Limiting tourist access to the continent has taken on urgency because of the surge in visitors and recent cruise ship accidents. Two ships ran aground in Antarctic waters in the just completed tourist season and a Canadian-owned cruise ship hit an iceberg and sank off the tip of the Antarctic Peninsula in 2007. The more than 150 passengers and crew were rescued.

The U.S. plan would, among other things, prohibit ships carrying more than 500 passengers from letting them disembark. From smaller vessels only 100 people could go ashore at a time, under strict supervision.

About 400 delegates from around the world are attending the conference, which also includes member countries of the Arctic Council, which regulates activity in the northern polar region. The conference moves to the city of Baltimore after Monday's opening State Department events.

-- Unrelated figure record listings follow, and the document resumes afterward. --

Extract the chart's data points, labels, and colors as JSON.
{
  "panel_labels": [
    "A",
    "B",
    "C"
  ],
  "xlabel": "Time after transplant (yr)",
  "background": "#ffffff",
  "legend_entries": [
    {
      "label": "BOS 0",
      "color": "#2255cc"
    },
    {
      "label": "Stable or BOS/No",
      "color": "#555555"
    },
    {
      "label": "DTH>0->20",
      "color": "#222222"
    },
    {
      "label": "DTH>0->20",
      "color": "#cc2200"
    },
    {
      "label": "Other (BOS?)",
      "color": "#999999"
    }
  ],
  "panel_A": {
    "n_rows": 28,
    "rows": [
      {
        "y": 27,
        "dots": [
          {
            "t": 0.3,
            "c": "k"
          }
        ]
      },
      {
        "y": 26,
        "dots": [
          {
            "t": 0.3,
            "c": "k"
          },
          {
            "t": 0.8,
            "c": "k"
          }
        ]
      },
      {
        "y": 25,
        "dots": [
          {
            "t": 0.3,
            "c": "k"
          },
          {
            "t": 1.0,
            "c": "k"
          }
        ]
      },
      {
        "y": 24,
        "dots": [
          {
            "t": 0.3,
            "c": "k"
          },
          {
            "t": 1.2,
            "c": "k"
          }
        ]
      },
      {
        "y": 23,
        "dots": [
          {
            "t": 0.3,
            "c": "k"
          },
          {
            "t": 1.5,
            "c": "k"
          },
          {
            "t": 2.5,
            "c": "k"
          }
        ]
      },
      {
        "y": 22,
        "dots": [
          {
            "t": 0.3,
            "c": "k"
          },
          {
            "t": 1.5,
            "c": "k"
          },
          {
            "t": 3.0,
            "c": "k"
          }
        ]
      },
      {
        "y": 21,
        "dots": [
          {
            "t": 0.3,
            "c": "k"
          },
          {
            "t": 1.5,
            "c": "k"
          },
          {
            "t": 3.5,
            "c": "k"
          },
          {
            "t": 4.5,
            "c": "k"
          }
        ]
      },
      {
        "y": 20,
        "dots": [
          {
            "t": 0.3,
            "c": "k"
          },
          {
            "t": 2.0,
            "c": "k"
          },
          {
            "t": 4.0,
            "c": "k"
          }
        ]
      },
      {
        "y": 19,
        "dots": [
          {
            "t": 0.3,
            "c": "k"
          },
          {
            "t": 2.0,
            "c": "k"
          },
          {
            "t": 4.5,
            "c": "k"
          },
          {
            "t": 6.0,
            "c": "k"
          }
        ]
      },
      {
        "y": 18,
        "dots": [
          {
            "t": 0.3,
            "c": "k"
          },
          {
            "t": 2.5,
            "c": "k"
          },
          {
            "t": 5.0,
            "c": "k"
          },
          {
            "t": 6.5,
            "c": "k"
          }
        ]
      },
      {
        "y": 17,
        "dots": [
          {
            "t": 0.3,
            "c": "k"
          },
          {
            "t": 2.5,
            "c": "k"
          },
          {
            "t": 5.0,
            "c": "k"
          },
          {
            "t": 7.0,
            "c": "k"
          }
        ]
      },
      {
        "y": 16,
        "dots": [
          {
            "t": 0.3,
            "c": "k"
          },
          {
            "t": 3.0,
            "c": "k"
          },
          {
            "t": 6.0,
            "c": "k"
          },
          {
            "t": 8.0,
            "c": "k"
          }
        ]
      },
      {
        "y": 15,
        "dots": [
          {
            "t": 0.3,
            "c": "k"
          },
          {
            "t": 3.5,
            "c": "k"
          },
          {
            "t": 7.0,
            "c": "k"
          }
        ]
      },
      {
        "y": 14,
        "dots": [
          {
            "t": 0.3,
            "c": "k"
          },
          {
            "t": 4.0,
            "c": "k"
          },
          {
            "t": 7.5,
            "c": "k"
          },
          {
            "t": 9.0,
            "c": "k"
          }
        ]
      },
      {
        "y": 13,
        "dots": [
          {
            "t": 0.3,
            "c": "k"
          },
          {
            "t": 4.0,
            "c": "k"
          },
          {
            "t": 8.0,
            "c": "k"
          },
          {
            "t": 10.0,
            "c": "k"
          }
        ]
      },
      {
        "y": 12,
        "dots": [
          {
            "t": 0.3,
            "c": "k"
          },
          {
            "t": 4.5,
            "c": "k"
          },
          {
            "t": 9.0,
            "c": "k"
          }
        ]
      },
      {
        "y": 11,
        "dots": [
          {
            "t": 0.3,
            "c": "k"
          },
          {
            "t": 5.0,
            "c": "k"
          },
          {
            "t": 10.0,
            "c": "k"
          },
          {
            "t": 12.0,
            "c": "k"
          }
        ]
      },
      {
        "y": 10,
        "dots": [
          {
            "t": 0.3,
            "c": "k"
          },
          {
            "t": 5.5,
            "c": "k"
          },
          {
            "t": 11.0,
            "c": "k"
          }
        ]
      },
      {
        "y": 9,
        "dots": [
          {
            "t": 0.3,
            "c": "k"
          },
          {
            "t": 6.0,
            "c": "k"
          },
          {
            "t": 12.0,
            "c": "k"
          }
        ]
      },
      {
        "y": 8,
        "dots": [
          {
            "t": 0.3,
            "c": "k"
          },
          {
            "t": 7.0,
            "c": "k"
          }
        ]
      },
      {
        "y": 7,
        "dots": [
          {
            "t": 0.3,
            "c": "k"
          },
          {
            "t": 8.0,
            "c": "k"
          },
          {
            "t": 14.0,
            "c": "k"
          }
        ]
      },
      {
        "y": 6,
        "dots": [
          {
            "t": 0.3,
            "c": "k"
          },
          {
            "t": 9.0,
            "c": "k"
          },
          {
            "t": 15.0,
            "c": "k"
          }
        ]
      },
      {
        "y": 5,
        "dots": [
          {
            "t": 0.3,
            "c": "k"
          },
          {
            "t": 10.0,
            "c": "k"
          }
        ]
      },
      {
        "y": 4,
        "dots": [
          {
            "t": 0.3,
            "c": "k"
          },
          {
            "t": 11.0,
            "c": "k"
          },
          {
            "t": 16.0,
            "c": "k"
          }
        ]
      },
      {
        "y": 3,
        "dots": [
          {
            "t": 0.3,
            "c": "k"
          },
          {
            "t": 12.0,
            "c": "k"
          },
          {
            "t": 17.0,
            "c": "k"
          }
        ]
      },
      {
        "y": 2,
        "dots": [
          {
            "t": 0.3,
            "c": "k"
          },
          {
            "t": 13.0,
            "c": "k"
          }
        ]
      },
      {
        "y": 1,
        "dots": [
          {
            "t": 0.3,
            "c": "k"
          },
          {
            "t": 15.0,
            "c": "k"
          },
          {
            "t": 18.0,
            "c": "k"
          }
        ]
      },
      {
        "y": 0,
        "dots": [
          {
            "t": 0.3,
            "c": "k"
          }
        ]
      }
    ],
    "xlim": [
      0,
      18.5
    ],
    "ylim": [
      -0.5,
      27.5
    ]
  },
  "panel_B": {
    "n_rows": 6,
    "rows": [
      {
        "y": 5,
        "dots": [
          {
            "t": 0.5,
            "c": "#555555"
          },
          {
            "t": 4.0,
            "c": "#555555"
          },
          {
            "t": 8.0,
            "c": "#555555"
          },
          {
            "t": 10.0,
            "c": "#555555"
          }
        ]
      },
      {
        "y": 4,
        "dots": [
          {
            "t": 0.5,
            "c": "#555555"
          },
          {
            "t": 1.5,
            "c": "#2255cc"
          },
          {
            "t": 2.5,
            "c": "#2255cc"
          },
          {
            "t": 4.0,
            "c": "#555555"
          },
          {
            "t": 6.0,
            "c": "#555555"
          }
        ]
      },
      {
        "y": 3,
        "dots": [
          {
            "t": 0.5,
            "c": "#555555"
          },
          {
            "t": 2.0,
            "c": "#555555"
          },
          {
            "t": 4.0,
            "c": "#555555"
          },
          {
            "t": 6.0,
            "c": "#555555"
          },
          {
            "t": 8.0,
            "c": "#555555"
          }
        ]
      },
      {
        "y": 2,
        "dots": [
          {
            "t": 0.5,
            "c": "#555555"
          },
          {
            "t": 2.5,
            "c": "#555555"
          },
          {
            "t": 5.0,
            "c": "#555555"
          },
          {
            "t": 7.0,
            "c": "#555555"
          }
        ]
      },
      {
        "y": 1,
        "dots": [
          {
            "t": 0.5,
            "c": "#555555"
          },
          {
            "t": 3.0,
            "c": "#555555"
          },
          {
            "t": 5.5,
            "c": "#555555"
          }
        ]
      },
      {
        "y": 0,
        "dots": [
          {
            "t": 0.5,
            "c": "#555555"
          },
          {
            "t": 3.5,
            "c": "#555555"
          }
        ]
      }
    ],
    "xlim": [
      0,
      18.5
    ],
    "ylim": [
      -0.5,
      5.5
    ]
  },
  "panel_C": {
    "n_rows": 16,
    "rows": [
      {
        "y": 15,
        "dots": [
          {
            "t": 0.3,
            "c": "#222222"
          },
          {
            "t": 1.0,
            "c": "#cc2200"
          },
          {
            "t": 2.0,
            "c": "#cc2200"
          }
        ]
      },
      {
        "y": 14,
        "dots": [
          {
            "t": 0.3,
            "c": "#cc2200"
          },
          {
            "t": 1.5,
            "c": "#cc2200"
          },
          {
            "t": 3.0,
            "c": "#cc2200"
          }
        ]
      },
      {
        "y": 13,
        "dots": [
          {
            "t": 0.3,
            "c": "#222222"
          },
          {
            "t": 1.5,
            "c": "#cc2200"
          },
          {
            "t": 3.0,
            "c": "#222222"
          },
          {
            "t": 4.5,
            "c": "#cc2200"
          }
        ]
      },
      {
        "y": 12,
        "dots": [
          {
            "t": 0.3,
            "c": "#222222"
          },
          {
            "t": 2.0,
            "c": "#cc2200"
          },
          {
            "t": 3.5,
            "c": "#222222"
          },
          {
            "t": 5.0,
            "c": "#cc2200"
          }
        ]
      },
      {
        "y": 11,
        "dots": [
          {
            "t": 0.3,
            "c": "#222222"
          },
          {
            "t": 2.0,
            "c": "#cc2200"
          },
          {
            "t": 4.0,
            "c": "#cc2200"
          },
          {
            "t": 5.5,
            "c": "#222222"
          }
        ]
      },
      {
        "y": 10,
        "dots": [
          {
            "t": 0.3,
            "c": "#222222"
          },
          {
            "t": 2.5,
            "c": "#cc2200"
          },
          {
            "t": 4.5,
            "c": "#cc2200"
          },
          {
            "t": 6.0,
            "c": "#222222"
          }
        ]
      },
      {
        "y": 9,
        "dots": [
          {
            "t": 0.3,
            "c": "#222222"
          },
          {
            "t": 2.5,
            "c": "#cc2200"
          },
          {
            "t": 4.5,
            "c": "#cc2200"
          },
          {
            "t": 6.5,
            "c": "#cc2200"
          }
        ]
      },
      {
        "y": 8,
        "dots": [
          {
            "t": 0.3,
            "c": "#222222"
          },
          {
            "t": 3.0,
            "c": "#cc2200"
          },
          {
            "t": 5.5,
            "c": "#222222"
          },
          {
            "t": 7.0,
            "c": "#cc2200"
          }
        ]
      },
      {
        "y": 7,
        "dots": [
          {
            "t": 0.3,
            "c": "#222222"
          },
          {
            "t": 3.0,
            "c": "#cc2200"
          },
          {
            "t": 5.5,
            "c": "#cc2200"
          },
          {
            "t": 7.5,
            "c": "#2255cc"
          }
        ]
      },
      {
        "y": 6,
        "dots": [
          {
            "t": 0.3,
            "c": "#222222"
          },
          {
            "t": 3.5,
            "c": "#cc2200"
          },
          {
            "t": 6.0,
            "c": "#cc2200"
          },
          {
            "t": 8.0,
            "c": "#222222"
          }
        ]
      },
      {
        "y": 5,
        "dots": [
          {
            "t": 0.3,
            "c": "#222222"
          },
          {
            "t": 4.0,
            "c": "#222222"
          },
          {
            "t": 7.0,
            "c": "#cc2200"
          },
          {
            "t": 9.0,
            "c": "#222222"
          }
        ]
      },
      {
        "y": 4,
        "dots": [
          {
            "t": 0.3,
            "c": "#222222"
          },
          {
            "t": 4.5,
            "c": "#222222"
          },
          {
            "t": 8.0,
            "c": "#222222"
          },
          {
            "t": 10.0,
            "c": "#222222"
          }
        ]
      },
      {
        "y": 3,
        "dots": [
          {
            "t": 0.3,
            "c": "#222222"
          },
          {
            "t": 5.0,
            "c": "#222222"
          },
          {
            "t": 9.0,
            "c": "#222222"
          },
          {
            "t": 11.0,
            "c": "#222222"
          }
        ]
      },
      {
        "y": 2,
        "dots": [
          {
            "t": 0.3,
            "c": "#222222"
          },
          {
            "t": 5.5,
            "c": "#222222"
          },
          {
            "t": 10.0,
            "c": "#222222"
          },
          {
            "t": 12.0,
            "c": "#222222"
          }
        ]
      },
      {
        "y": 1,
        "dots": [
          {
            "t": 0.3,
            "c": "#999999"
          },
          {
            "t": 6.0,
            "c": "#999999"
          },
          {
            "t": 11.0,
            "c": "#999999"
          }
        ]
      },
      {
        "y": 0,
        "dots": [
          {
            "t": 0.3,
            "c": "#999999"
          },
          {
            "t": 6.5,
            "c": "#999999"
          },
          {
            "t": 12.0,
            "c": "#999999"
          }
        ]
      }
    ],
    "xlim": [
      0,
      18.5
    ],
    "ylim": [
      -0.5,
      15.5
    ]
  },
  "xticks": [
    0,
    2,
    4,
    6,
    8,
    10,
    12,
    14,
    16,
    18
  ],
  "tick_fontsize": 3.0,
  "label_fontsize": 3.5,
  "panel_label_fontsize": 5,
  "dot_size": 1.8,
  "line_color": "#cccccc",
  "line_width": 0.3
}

The conferences is chaired by Foreign Minister Jonas Gahr Store of Norway, whose country is an Arctic Council member and has recently opened a year-round scientific station in Antarctica.

He said all countries, and not just those with interests in the polar regions, should be worried about global climate change.

"The ice is melting, as we know, not only in the polar regions but also in most other ice-covered areas of the world affecting the eco-systems. It is also happening in the Himalayas, the Andes, and even on [Mount] Kilimanjaro," he said. "So take the billions who depend on the stable access of water from the Himalayas. Now, they may head toward decades of flooding and an eternity of drought. A very gloomy picture," he concluded.

The Norwegian foreign minister urged tighter maritime controls and more search and rescue cooperation among countries bordering the Arctic Ocean, given the prospect that wider areas of the ocean will be ice-free in the coming decades and open to greater shipping and energy exploration.